Oil Prices Edge Up; Yamani-Inspired Rally Cools
NEW YORK — Oil prices closed moderately higher Friday as the strong rally touched off by the ouster of Ahmed Zaki Yamani as Saudi Arabia’s oil minister ran out of steam.
Analysts said the buying momentum slowed amid some profit-taking, short-selling and moving aside by traders waiting to see what would result from the removal of Yamani, who has been a prominent leader in the actions of the Organization of Petroleum Exporting Countries for 24 years.
At the New York Mercantile Exchange, contracts for December delivery of West Texas Intermediate, the benchmark U.S. crude, closed at $15.27 a 42-gallon barrel, up 23 cents. The price had jumped $1.31 a barrel on Thursday.
Among contracts for November delivery of refined products, heating oil rose 0.97 cent a gallon Friday to 40.54 cents after rising 2.8 cents Thursday. Unleaded gasoline, up 2.15 cents a gallon Thursday, added another 0.61 cent Friday.
Word that Yamani’s replacement, Hisam Nazer, had asked for an emergency meeting of OPEC’s pricing committee had helped spark Thurday’s rally, analysts said, since some traders saw it as a sign of Saudi determination to drive prices higher.
This view was buttressed further early Friday by an official Kuwait News Agency report that the head of OPEC’s pricing committee--Kuwait’s oil minister, Sheik Ali al Khalifa al Sabah--was making “intensive contacts†to set a date for the meeting.
But analysts said technical reasons--short-selling, short covering and profit-taking--were mainly behind the price moves.
In a short sale, a trader sells borrowed oil in the hope that the price will fall before the oil must be replaced.

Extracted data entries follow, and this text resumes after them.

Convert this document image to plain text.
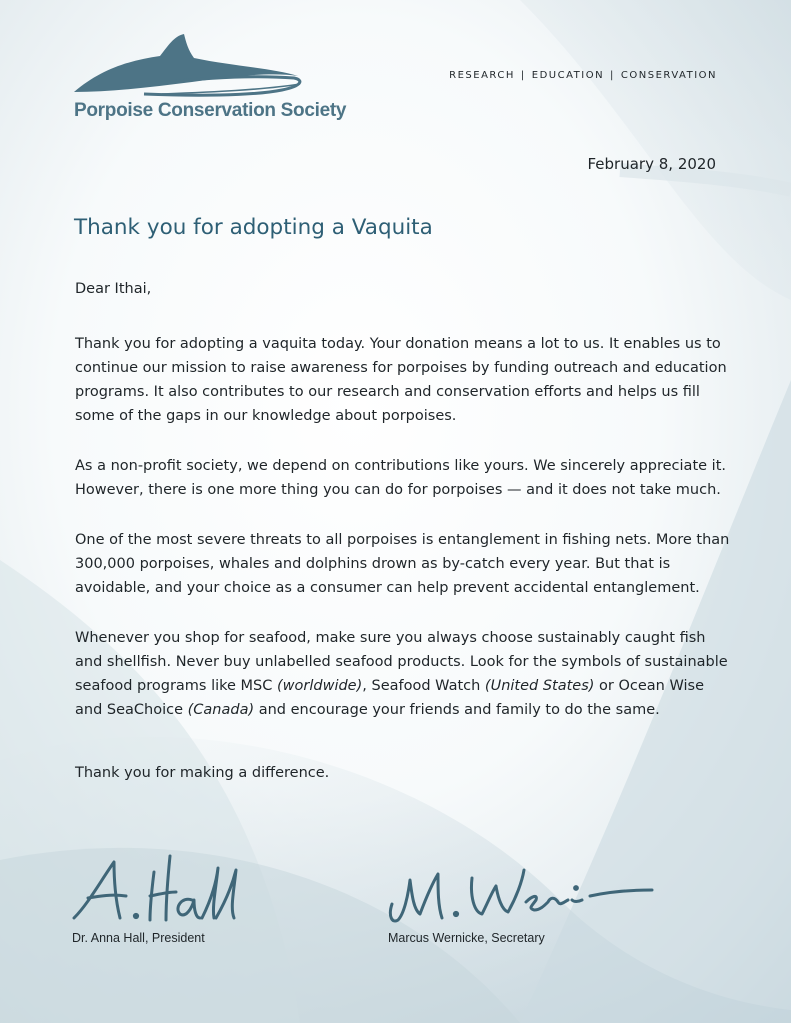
Porpoise Conservation Society
RESEARCH | EDUCATION | CONSERVATION
February 8, 2020
Thank you for adopting a Vaquita
Dear Ithai,

Thank you for adopting a vaquita today. Your donation means a lot to us. It enables us to continue our mission to raise awareness for porpoises by funding outreach and education programs. It also contributes to our research and conservation efforts and helps us fill some of the gaps in our knowledge about porpoises.

As a non-profit society, we depend on contributions like yours. We sincerely appreciate it. However, there is one more thing you can do for porpoises — and it does not take much.

One of the most severe threats to all porpoises is entanglement in fishing nets. More than 300,000 porpoises, whales and dolphins drown as by-catch every year. But that is avoidable, and your choice as a consumer can help prevent accidental entanglement.

Whenever you shop for seafood, make sure you always choose sustainably caught fish and shellfish. Never buy unlabelled seafood products. Look for the symbols of sustainable seafood programs like MSC (worldwide), Seafood Watch (United States) or Ocean Wise and SeaChoice (Canada) and encourage your friends and family to do the same.

Thank you for making a difference.
Dr. Anna Hall, President	Marcus Wernicke, Secretary
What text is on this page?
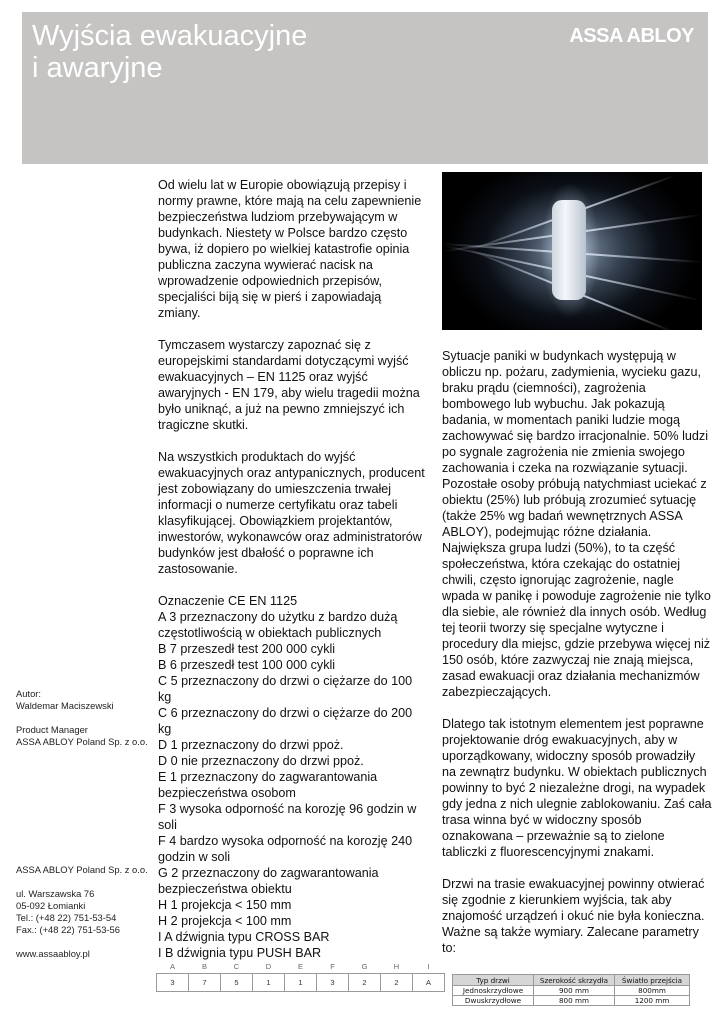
Wyjścia ewakuacyjne
i awaryjne
ASSA ABLOY
Autor:
Waldemar Maciszewski
Product Manager
ASSA ABLOY Poland Sp. z o.o.
ASSA ABLOY Poland Sp. z o.o.
ul. Warszawska 76
05-092 Łomianki
Tel.: (+48 22) 751-53-54
Fax.: (+48 22) 751-53-56
www.assaabloy.pl

Od wielu lat w Europie obowiązują przepisy i normy prawne, które mają na celu zapewnienie bezpieczeństwa ludziom przebywającym w budynkach. Niestety w Polsce bardzo często bywa, iż dopiero po wielkiej katastrofie opinia publiczna zaczyna wywierać nacisk na wprowadzenie odpowiednich przepisów, specjaliści biją się w pierś i zapowiadają zmiany.

Tymczasem wystarczy zapoznać się z europejskimi standardami dotyczącymi wyjść ewakuacyjnych – EN 1125 oraz wyjść awaryjnych - EN 179, aby wielu tragedii można było uniknąć, a już na pewno zmniejszyć ich tragiczne skutki.

Na wszystkich produktach do wyjść ewakuacyjnych oraz antypanicznych, producent jest zobowiązany do umieszczenia trwałej informacji o numerze certyfikatu oraz tabeli klasyfikującej. Obowiązkiem projektantów, inwestorów, wykonawców oraz administratorów budynków jest dbałość o poprawne ich zastosowanie.

Oznaczenie CE EN 1125
A 3 przeznaczony do użytku z bardzo dużą częstotliwością w obiektach publicznych
B 7 przeszedł test 200 000 cykli
B 6 przeszedł test 100 000 cykli
C 5 przeznaczony do drzwi o ciężarze do 100 kg
C 6 przeznaczony do drzwi o ciężarze do 200 kg
D 1 przeznaczony do drzwi ppoż.
D 0 nie przeznaczony do drzwi ppoż.
E 1 przeznaczony do zagwarantowania bezpieczeństwa osobom
F 3 wysoka odporność na korozję 96 godzin w soli
F 4 bardzo wysoka odporność na korozję 240 godzin w soli
G 2 przeznaczony do zagwarantowania bezpieczeństwa obiektu
H 1 projekcja < 150 mm
H 2 projekcja < 100 mm
I A dźwignia typu CROSS BAR
I B dźwignia typu PUSH BAR
A	B	C	D	E	F	G	H	I
3	7	5	1	1	3	2	2	A

Sytuacje paniki w budynkach występują w obliczu np. pożaru, zadymienia, wycieku gazu, braku prądu (ciemności), zagrożenia bombowego lub wybuchu. Jak pokazują badania, w momentach paniki ludzie mogą zachowywać się bardzo irracjonalnie. 50% ludzi po sygnale zagrożenia nie zmienia swojego zachowania i czeka na rozwiązanie sytuacji. Pozostałe osoby próbują natychmiast uciekać z obiektu (25%) lub próbują zrozumieć sytuację (także 25% wg badań wewnętrznych ASSA ABLOY), podejmując różne działania. Największa grupa ludzi (50%), to ta część społeczeństwa, która czekając do ostatniej chwili, często ignorując zagrożenie, nagle wpada w panikę i powoduje zagrożenie nie tylko dla siebie, ale również dla innych osób. Według tej teorii tworzy się specjalne wytyczne i procedury dla miejsc, gdzie przebywa więcej niż 150 osób, które zazwyczaj nie znają miejsca, zasad ewakuacji oraz działania mechanizmów zabezpieczających.

Dlatego tak istotnym elementem jest poprawne projektowanie dróg ewakuacyjnych, aby w uporządkowany, widoczny sposób prowadziły na zewnątrz budynku. W obiektach publicznych powinny to być 2 niezależne drogi, na wypadek gdy jedna z nich ulegnie zablokowaniu. Zaś cała trasa winna być w widoczny sposób oznakowana – przeważnie są to zielone tabliczki z fluorescencyjnymi znakami.

Drzwi na trasie ewakuacyjnej powinny otwierać się zgodnie z kierunkiem wyjścia, tak aby znajomość urządzeń i okuć nie była konieczna. Ważne są także wymiary. Zalecane parametry to:

Typ drzwi	Szerokość skrzydła	Światło przejścia
Jednoskrzydłowe	900 mm	800mm
Dwuskrzydłowe	800 mm	1200 mm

Short covering is buying the oil to fulfill that obligation.
On Thursday, prices soared because many traders, unsure of the implications of Yamani’s ouster, bought heavily to replace contracts they had previously sold in anticipation of lower prices, analysts said.
On Friday, analysts said, traders increasingly decided that prices had gotten high enough to warrant selling to take profits.